Certains m'appellent monsieur Gaec mais mon vrai nom est Philippe Ridet (un Gaec, c'est une sorte de coopérative pour agriculteurs). J'ai 42 ans et 75 vaches. Mon fief est ici dans les Yvelines, à la limite de l'Eure-et-Loire. Petit, je vais à l'école dans le coin, au collège à Dourdan puis enchaîne CAP, BEP et BTS métiers du lait à la Bergerie Nationale de Rambouillet. A la fin de mes études, je pars à l'armée (je dois faire partie de la dernière promotion obligatoire) à Versailles. Là, j'en profite pour passer tous les permis poids lourds imaginables. Mes diplômes et mes permis en poche, je deviens salarié d'une exploitation normande, près d'Yvetot, région du camembert. J'apprends alors le métier pour de vrai. Lever tôt, coucher tard, traite, alimentation, soins, transformation... Entre autres. En 2001, lorsque mes parents partent à la retraite, je décide de franchir le cap et de retourner sur les terres de mon enfance à Allainville. Sur les 60 hectares de céréales, j'en transforme la moitié en pâturages.
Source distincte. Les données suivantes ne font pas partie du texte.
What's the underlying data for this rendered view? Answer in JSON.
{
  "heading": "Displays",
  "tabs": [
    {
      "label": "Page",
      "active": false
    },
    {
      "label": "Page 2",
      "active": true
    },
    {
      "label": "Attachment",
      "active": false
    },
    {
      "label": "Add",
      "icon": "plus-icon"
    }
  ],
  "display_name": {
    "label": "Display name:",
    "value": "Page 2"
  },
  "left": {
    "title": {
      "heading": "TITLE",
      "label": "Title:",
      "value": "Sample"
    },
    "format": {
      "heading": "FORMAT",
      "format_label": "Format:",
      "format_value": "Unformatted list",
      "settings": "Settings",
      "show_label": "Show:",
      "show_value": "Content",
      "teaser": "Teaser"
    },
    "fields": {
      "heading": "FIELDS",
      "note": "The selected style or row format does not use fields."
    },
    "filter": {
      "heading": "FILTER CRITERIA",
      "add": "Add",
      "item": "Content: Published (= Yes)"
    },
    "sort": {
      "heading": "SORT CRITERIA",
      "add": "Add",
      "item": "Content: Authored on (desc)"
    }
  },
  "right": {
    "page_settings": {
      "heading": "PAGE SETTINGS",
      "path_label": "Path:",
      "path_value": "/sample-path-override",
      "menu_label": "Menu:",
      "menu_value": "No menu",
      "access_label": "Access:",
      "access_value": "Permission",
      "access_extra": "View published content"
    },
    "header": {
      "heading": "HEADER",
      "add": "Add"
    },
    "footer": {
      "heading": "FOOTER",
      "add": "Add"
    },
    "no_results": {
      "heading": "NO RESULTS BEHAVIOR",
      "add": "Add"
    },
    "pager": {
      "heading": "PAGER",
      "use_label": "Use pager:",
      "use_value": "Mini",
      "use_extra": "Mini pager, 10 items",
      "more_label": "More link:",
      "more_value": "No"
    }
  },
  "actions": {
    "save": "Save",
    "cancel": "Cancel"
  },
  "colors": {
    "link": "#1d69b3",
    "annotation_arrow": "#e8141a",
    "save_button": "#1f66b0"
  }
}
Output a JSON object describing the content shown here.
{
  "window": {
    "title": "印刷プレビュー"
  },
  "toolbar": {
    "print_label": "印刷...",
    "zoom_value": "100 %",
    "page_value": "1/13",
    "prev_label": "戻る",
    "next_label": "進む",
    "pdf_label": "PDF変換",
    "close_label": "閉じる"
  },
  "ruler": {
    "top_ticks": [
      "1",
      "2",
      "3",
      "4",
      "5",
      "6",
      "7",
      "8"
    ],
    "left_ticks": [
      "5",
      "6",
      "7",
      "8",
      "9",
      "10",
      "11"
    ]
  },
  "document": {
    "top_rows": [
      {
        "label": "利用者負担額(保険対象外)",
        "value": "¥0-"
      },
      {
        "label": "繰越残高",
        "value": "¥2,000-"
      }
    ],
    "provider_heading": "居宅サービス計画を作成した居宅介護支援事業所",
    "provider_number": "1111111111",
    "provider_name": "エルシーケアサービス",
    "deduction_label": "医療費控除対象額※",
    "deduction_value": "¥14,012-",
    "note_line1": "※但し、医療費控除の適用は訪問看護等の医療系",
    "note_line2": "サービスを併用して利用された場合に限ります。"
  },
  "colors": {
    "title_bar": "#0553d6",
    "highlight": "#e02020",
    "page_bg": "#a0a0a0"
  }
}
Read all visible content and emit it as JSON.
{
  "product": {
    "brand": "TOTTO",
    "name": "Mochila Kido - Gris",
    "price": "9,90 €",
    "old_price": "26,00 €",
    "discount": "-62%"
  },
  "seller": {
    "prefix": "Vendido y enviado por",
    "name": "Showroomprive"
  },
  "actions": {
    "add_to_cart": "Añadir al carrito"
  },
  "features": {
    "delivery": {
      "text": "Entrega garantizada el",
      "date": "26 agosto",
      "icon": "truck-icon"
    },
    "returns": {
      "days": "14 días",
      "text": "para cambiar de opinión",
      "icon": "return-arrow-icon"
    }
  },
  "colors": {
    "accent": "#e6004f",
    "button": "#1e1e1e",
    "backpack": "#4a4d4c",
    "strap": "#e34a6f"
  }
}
J'achète le troupeau d'un exploitant voisin, fais construire une étable (on parle de stabulation maintenant, c'est plus pro), bâtis une fromagerie aux normes et, en 2001, je m'installe. A partir de trois types de fermentation, le lait de la traite du matin-même, pas mal d'expériences et d'imagination, je propose aujourd'hui une demi-douzaine de fromages différents. Je fabrique aussi des yaourts, de la faisselle et une crème anti-régime avec 50% de matières grasses. Avec la fin prochaine des quotas laitiers (2013), moins de 150 éleveurs en Ile-de-France et des exploitations hors sol de plus en plus pharaoniques, il paraît que je suis aujourd'hui une espèce menacée. J'ai résisté à la crise de la vache folle, je passerai ce nouveau cap. Qu'on se le dise, le Pot au lait compte bien ne pas se renverser.